(EFE).- El fenómeno meteorológico de El Niño llegará a Colombia antes de lo previsto y será «fuerte o muy fuerte», por lo que se deben tomar acciones inmediatas para enfrentar los impactos de una crisis hídrica en el país, alertó este viernes la ministra colombiana de Ambiente, Irene Vélez.
«Tenemos 82 % de probabilidad de que El Niño se consolide entre mayo, junio o julio. Esa probabilidad cambió ayer y por eso la alarma es que pudiese estar anticipado», dijo Vélez en una rueda de prensa.
Por su parte, la directora del Instituto de Hidrología, Meteorología y Estudios Ambientales (Ideam), Ghisliane Echeverri, aseguró que en las últimas semanas «se registraron incrementos generalizados en las temperaturas máximas del aire, cercanas e incluso superiores a máximos históricos, en distintas regiones del país», en especial en el Pacífico, el Caribe y la zona Andina.
El fenómeno de El Niño se caracteriza por el calentamiento anómalo de las aguas superficiales del océano Pacífico, que produce a su vez una intensa sequía y suele ocurrir de forma cíclica cada dos años, lo que altera los patrones meteorológicos a nivel mundial.
Las probabilidades del inicio del fenómeno El Niño en Colombia aumentaron de un 62 % a un 82 %, y su intensidad está prevista entre «fuerte y muy fuerte», sobre todo en los últimos meses del año, señaló Vélez.

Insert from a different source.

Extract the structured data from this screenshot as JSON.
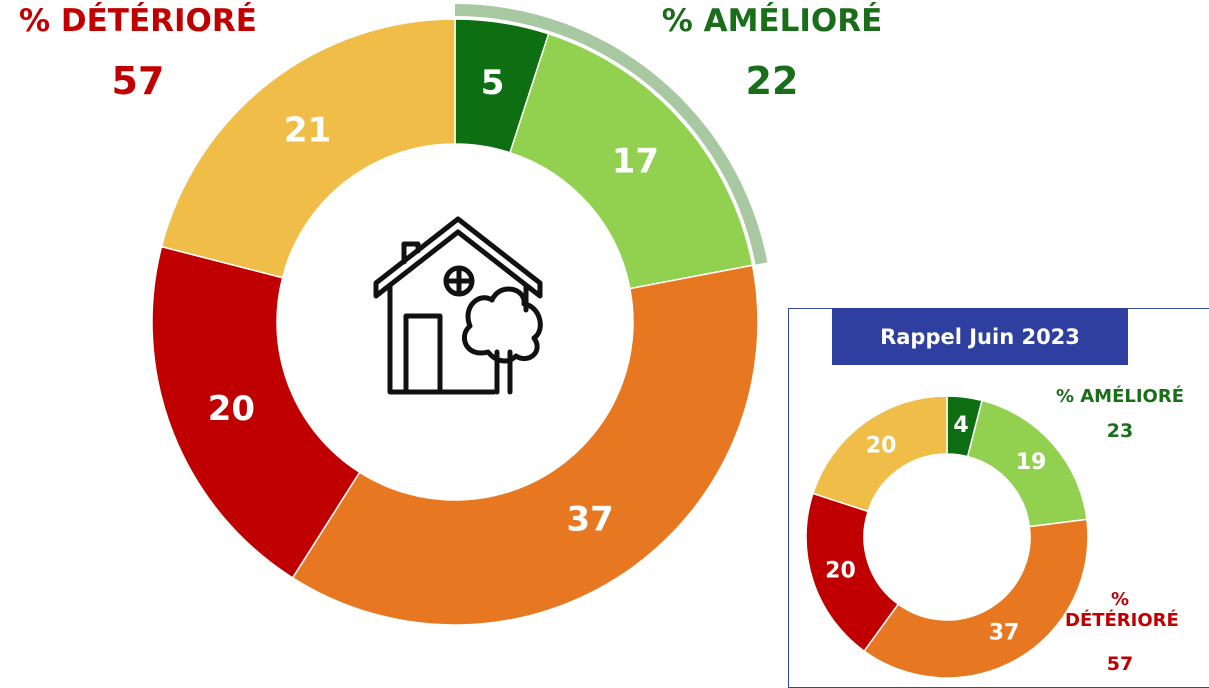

«Las lluvias por debajo de lo normal registradas durante los últimos meses podrían favorecer que el eventual desarrollo de El Niño ocurra en un contexto ya deficitario. El Gobierno Nacional hace un llamado a fortalecer las acciones anticipatorias y de preparación frente a las altas temperaturas, el déficit hídrico y los incendios forestales», agregó la ministra.
A su vez, el director de la Unidad Nacional para la Gestión del Riesgo de Desastres (UNGRD), Carlos Carrillo, puntualizó que las autoridades locales, tanto alcaldías como gobernaciones, son las responsables de tomar las acciones correspondientes para atender esta «emergencia climática».
«Es necesario comenzar a programar campañas de ahorro de agua, energía y prevención de incendios y estrategias que eviten impacto sobre la vegetación y fauna local», recomendó Vélez.
Esta alerta surge luego de un análisis de la cartera ambiental basado en los datos de 2.700 estaciones de monitoreo.
Echeverri informó que la región caribe e insular presentó calentamientos acelerados y condiciones asociadas a olas de calor, caracterizadas por aumentos de la temperatura máxima por encima del promedio histórico.
Entre los casos más representativos se encuentran Valledupar, capital del caribeño departamento del Cesar, que alcanzó 38,4 grados centígrados, con una anomalía superior de 4,2 grados frente a su promedio histórico.
En la región andina también se registraron variaciones importantes de temperatura, especialmente en zonas de valle y sectores de menor altitud.
Igualmente, en regiones como la Pacífica y la Orinoquía se evidenciaron aumentos persistentes de temperatura por encima de los 34 grados, indicaron los funcionarios.